– Павел Николаевич, Господь с вами, что вы такое говорите! – дама прижала ладонь к его губам. – Как вы это себе представляете? Мы уплывем, а вас оставим тут, раненого, беспомощного, на верную смерть? Никогда Танечка нам этого не простит, и мы сами себе не простим. Ося, ты что молчишь?
В ответ послышался треск и стук. Ося возился со сломанной койкой.
– Я глупости и бред обсуждать не желаю, – произнес он смешным ломающимся фальцетом, – вот, пожалуйста, носилки. До автомобиля донесем.
– Если хочешь знать, ты, Павел, и так уже покойник, – сказал Потапенко, – ты убит под Перекопом. Твое имя в списках погибших. Я никакого опровержения давать не стал. Когда ты попал ко мне, я не верил, что вытащу тебя, да и сглазить боялся. А потом уж было не до опровержений. Ты, Павел, оказался последним, кого прооперировали в этом замечательном, но уже не существующем госпитале.
– Мы были уверены, что вас давно погрузили на корабль, – сказала Наталья Владимировна, – это счастье, что Ося догадался по дороге в порт заглянуть в госпиталь, на всякий случай проверить.
– Ну, допустим, я бы Павла тут не оставил, – Потапенко покраснел и смущенно откашлялся, – после операции прошло всего трое суток, все равно его нельзя было раньше трогать, переносить. Оська, не смотри на меня так. Да, я выпил. А кто теперь не пьет? Если бы не я, вы бы вообще не знали, что Павел жив, что он здесь. И не выжил бы он без меня. Ладно, некогда разговаривать. Давай, Оська, бери за ноги, я за плечи. Перекладываем спокойно, без резких движений. Наталья Владимировна, вы голову поддерживайте. Ну, взяли.

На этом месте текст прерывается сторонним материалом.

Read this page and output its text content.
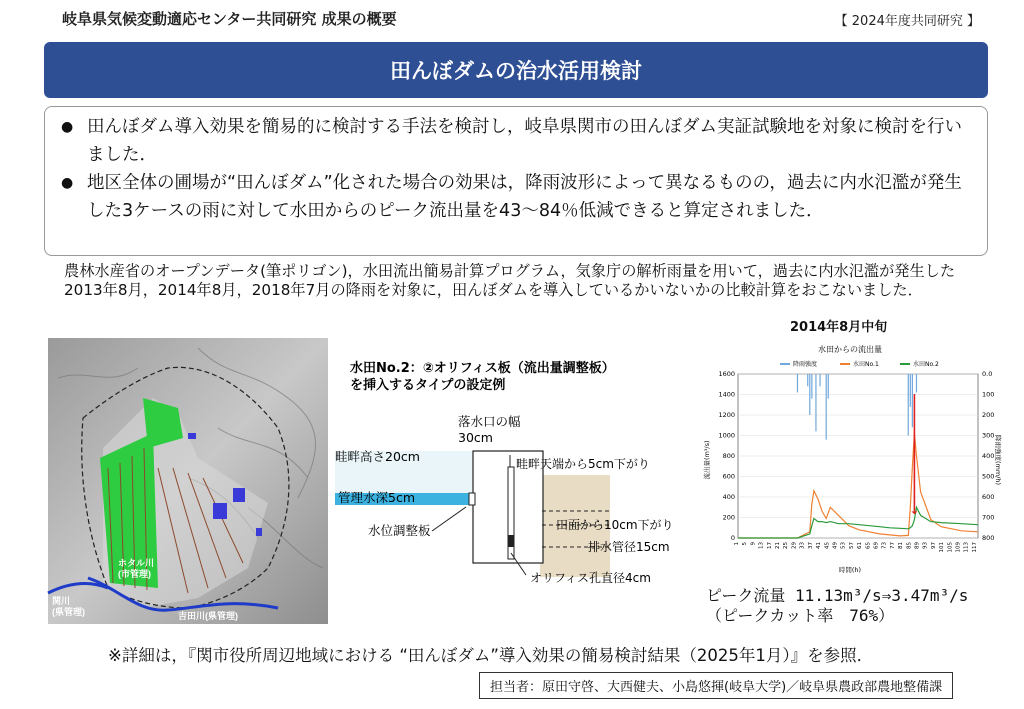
岐阜県気候変動適応センター共同研究 成果の概要	【 2024年度共同研究 】
田んぼダムの治水活用検討
● 田んぼダム導入効果を簡易的に検討する手法を検討し，岐阜県関市の田んぼダム実証試験地を対象に検討を行いました．
● 地区全体の圃場が“田んぼダム”化された場合の効果は，降雨波形によって異なるものの，過去に内水氾濫が発生した3ケースの雨に対して水田からのピーク流出量を43～84％低減できると算定されました．
農林水産省のオープンデータ(筆ポリゴン)，水田流出簡易計算プログラム，気象庁の解析雨量を用いて，過去に内水氾濫が発生した2013年8月，2014年8月，2018年7月の降雨を対象に，田んぼダムを導入しているかいないかの比較計算をおこないました．
2014年8月中旬
ホタル川
(市管理)
関川
(県管理)	吉田川(県管理)
水田No.2：②オリフィス板（流出量調整板）
を挿入するタイプの設定例
落水口の幅
30cm
畦畔高さ20cm	畦畔天端から5cm下がり
管理水深5cm
水位調整板	田面から10cm下がり
排水管径15cm
オリフィス孔直径4cm
水田からの流出量
降雨強度	水田No.1	水田No.2
1600
1400
1200
1000
800
600
400
200
0
0.0
100
200
300
400
500
600
700
800
1 5 9 13 17 21 25 29 33 37 41 45 49 53 57 61 65 69 73 77 81 85 89 93 97 101 105 109 113 117
時間(h)
流出量(m³/s)	降雨強度(mm/h)
ピーク流量 11.13m³/s⇒3.47m³/s
（ピークカット率　76%）
※詳細は，『関市役所周辺地域における “田んぼダム”導入効果の簡易検討結果（2025年1月）』を参照．
担当者：原田守啓、大西健夫、小島悠揮(岐阜大学)／岐阜県農政部農地整備課
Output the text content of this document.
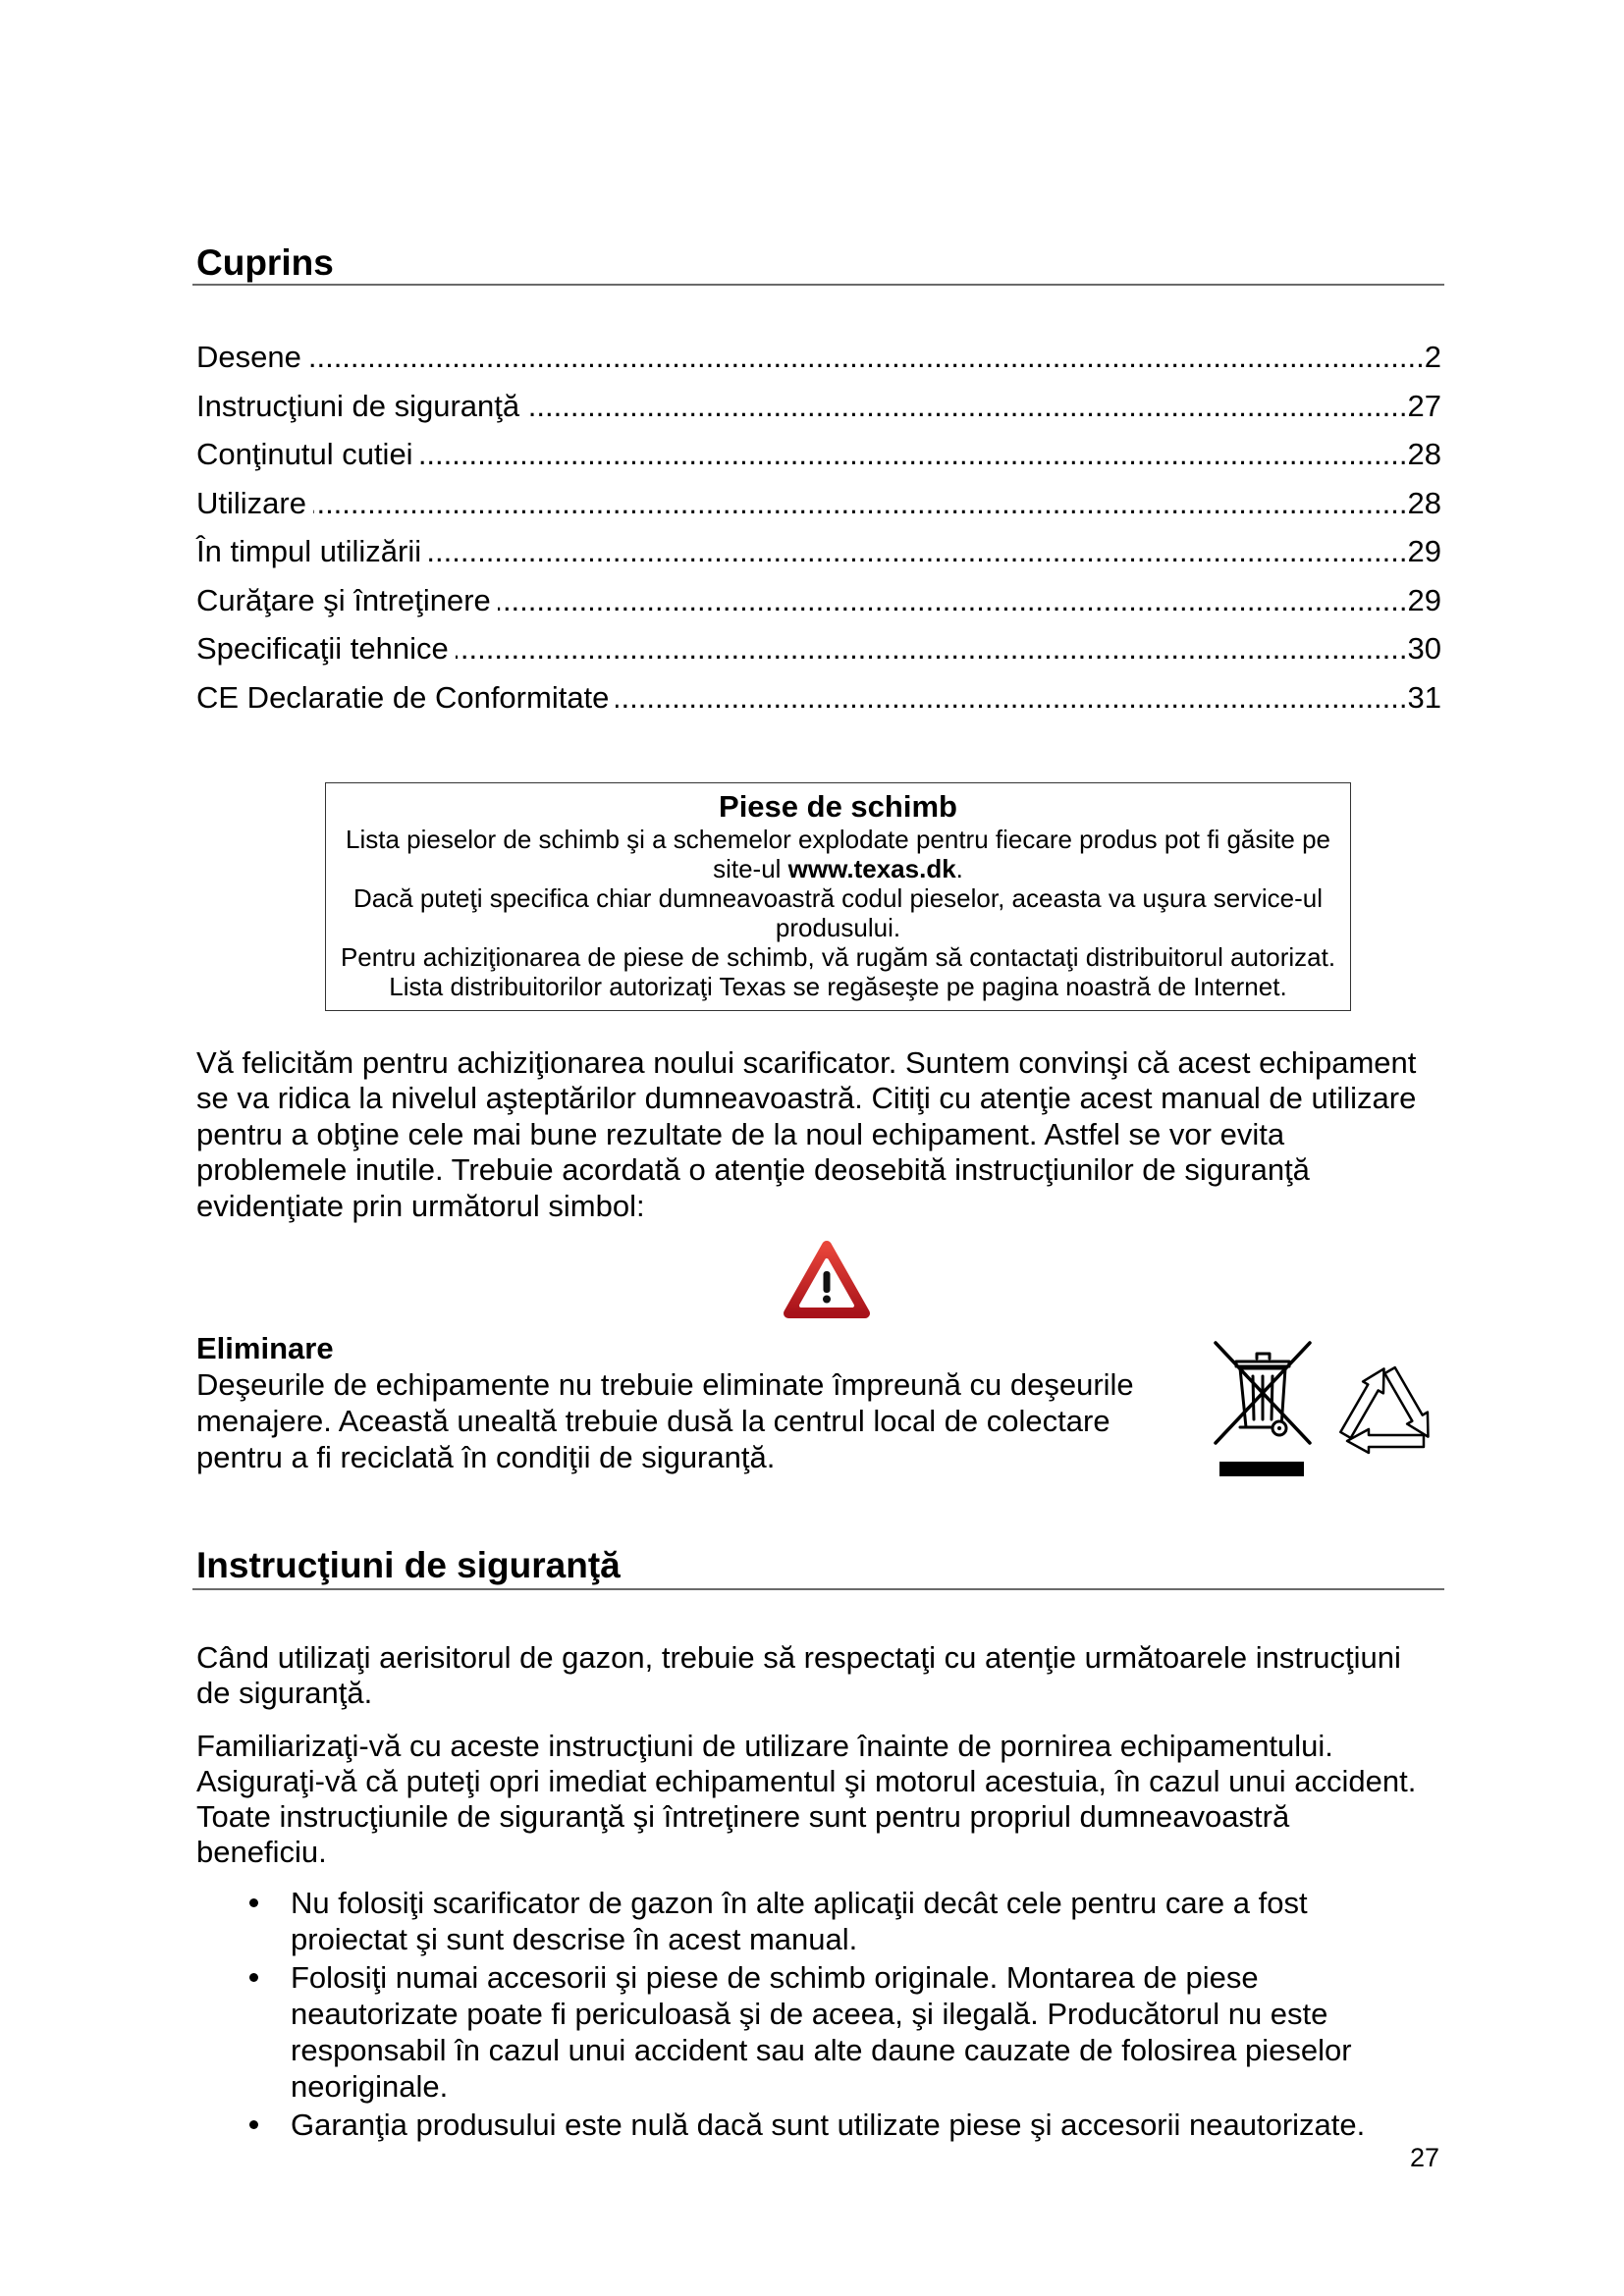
Cuprins
Desene .....	2
Instrucţiuni de siguranţă .....	27
Conţinutul cutiei .....	28
Utilizare .....	28
În timpul utilizării .....	29
Curăţare şi întreţinere .....	29
Specificaţii tehnice .....	30
CE Declaratie de Conformitate .....	31
Piese de schimb
Lista pieselor de schimb şi a schemelor explodate pentru fiecare produs pot fi găsite pe
site-ul www.texas.dk.
Dacă puteţi specifica chiar dumneavoastră codul pieselor, aceasta va uşura service-ul
produsului.
Pentru achiziţionarea de piese de schimb, vă rugăm să contactaţi distribuitorul autorizat.
Lista distribuitorilor autorizaţi Texas se regăseşte pe pagina noastră de Internet.
Vă felicităm pentru achiziţionarea noului scarificator. Suntem convinşi că acest echipament
se va ridica la nivelul aşteptărilor dumneavoastră. Citiţi cu atenţie acest manual de utilizare
pentru a obţine cele mai bune rezultate de la noul echipament. Astfel se vor evita
problemele inutile. Trebuie acordată o atenţie deosebită instrucţiunilor de siguranţă
evidenţiate prin următorul simbol:
Eliminare
Deşeurile de echipamente nu trebuie eliminate împreună cu deşeurile
menajere. Această unealtă trebuie dusă la centrul local de colectare
pentru a fi reciclată în condiţii de siguranţă.
Instrucţiuni de siguranţă
Când utilizaţi aerisitorul de gazon, trebuie să respectaţi cu atenţie următoarele instrucţiuni
de siguranţă.
Familiarizaţi-vă cu aceste instrucţiuni de utilizare înainte de pornirea echipamentului.
Asiguraţi-vă că puteţi opri imediat echipamentul şi motorul acestuia, în cazul unui accident.
Toate instrucţiunile de siguranţă şi întreţinere sunt pentru propriul dumneavoastră
beneficiu.
Nu folosiţi scarificator de gazon în alte aplicaţii decât cele pentru care a fost
proiectat şi sunt descrise în acest manual.
Folosiţi numai accesorii şi piese de schimb originale. Montarea de piese
neautorizate poate fi periculoasă şi de aceea, şi ilegală. Producătorul nu este
responsabil în cazul unui accident sau alte daune cauzate de folosirea pieselor
neoriginale.
Garanţia produsului este nulă dacă sunt utilizate piese şi accesorii neautorizate.
27
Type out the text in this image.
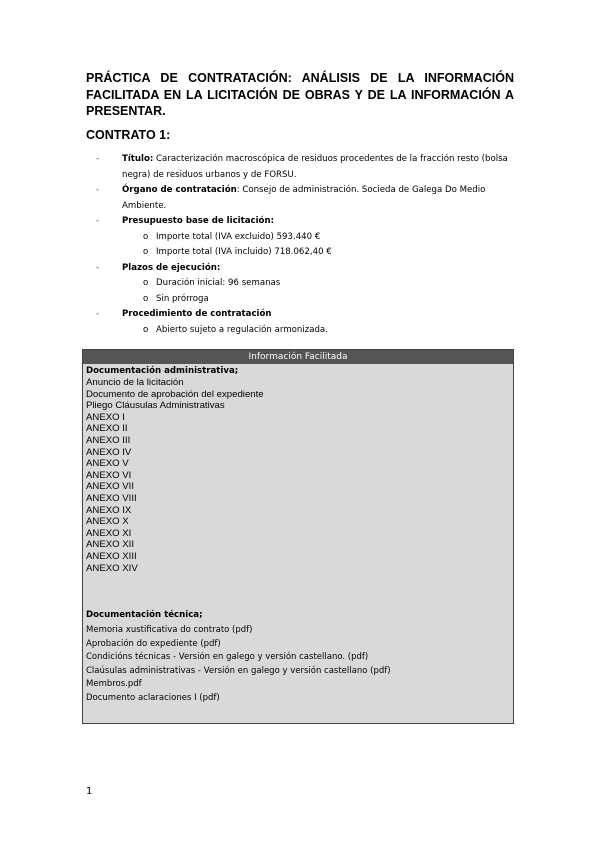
PRÁCTICA DE CONTRATACIÓN: ANÁLISIS DE LA INFORMACIÓN FACILITADA EN LA LICITACIÓN DE OBRAS Y DE LA INFORMACIÓN A PRESENTAR.
CONTRATO 1:
-	Título: Caracterización macroscópica de residuos procedentes de la fracción resto (bolsa negra) de residuos urbanos y de FORSU.
-	Órgano de contratación: Consejo de administración. Socieda de Galega Do Medio Ambiente.
-	Presupuesto base de licitación:
o Importe total (IVA excluido) 593.440 €
o Importe total (IVA incluido) 718.062,40 €
-	Plazos de ejecución:
o Duración inicial: 96 semanas
o Sin prórroga
-	Procedimiento de contratación
o Abierto sujeto a regulación armonizada.
Información Facilitada
Documentación administrativa;
Anuncio de la licitación
Documento de aprobación del expediente
Pliego Cláusulas Administrativas
ANEXO I
ANEXO II
ANEXO III
ANEXO IV
ANEXO V
ANEXO VI
ANEXO VII
ANEXO VIII
ANEXO IX
ANEXO X
ANEXO XI
ANEXO XII
ANEXO XIII
ANEXO XIV
Documentación técnica;
Memoria xustificativa do contrato (pdf)
Aprobación do expediente (pdf)
Condicións técnicas - Versión en galego y versión castellano. (pdf)
Claúsulas administrativas - Versión en galego y versión castellano (pdf)
Membros.pdf
Documento aclaraciones I (pdf)
1
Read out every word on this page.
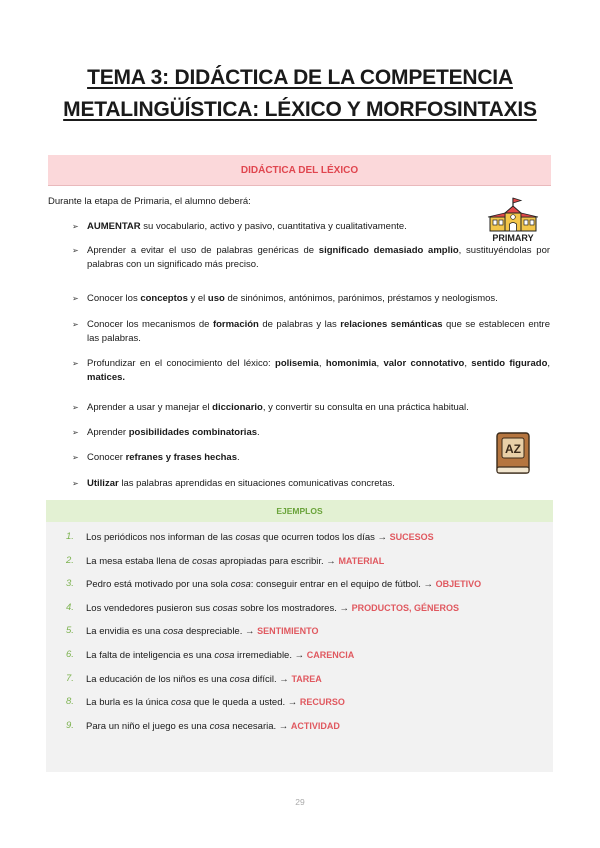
TEMA 3: DIDÁCTICA DE LA COMPETENCIA
METALINGÜÍSTICA: LÉXICO Y MORFOSINTAXIS
DIDÁCTICA DEL LÉXICO
Durante la etapa de Primaria, el alumno deberá:
PRIMARY
➢ AUMENTAR su vocabulario, activo y pasivo, cuantitativa y cualitativamente.
➢ Aprender a evitar el uso de palabras genéricas de significado demasiado amplio, sustituyéndolas por palabras con un significado más preciso.
➢ Conocer los conceptos y el uso de sinónimos, antónimos, parónimos, préstamos y neologismos.
➢ Conocer los mecanismos de formación de palabras y las relaciones semánticas que se establecen entre las palabras.
➢ Profundizar en el conocimiento del léxico: polisemia, homonimia, valor connotativo, sentido figurado, matices.
➢ Aprender a usar y manejar el diccionario, y convertir su consulta en una práctica habitual.
➢ Aprender posibilidades combinatorias.
➢ Conocer refranes y frases hechas.
➢ Utilizar las palabras aprendidas en situaciones comunicativas concretas.
AZ
EJEMPLOS
1. Los periódicos nos informan de las cosas que ocurren todos los días → SUCESOS
2. La mesa estaba llena de cosas apropiadas para escribir. → MATERIAL
3. Pedro está motivado por una sola cosa: conseguir entrar en el equipo de fútbol. → OBJETIVO
4. Los vendedores pusieron sus cosas sobre los mostradores. → PRODUCTOS, GÉNEROS
5. La envidia es una cosa despreciable. → SENTIMIENTO
6. La falta de inteligencia es una cosa irremediable. → CARENCIA
7. La educación de los niños es una cosa difícil. → TAREA
8. La burla es la única cosa que le queda a usted. → RECURSO
9. Para un niño el juego es una cosa necesaria. → ACTIVIDAD
29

Нести полковника на дощатом остове койки было страшно неудобно. Когда спускались по лестнице, чуть не уронили. Рана под повязками опять стала кровоточить.
– Ничего, – сказал Потапенко, – перевяжем на судне.
Полковника, завернутого в одеяло, кое-как усадили на заднее сиденье маленького открытого автомобиля. Ося и Потапенко втиснулись по бокам, Наталья Владимировна села впереди, рядом с шофером.
Дул мягкий теплый ветер, светило солнце. Город казался пустым, заброшенным. Основная масса беженцев уже погрузилась на корабли.
Исход белой армии с Юга России начался страшным хаосом в Новороссийске, где к марту 1920-го скопились тысячи несчастных, голодных, тифозных, запуганных людей. Бежали в панике от наступающей конницы Буденного все равно куда. За границу, на спешно отплывающих судах союзников. В Крым, на последний клочок русской земли, свободный от красных. Тогда еще оставалась надежда, что Турецкий вал на Перекопском перешейке неприступен и красные ни за что не смогут взять полуостров.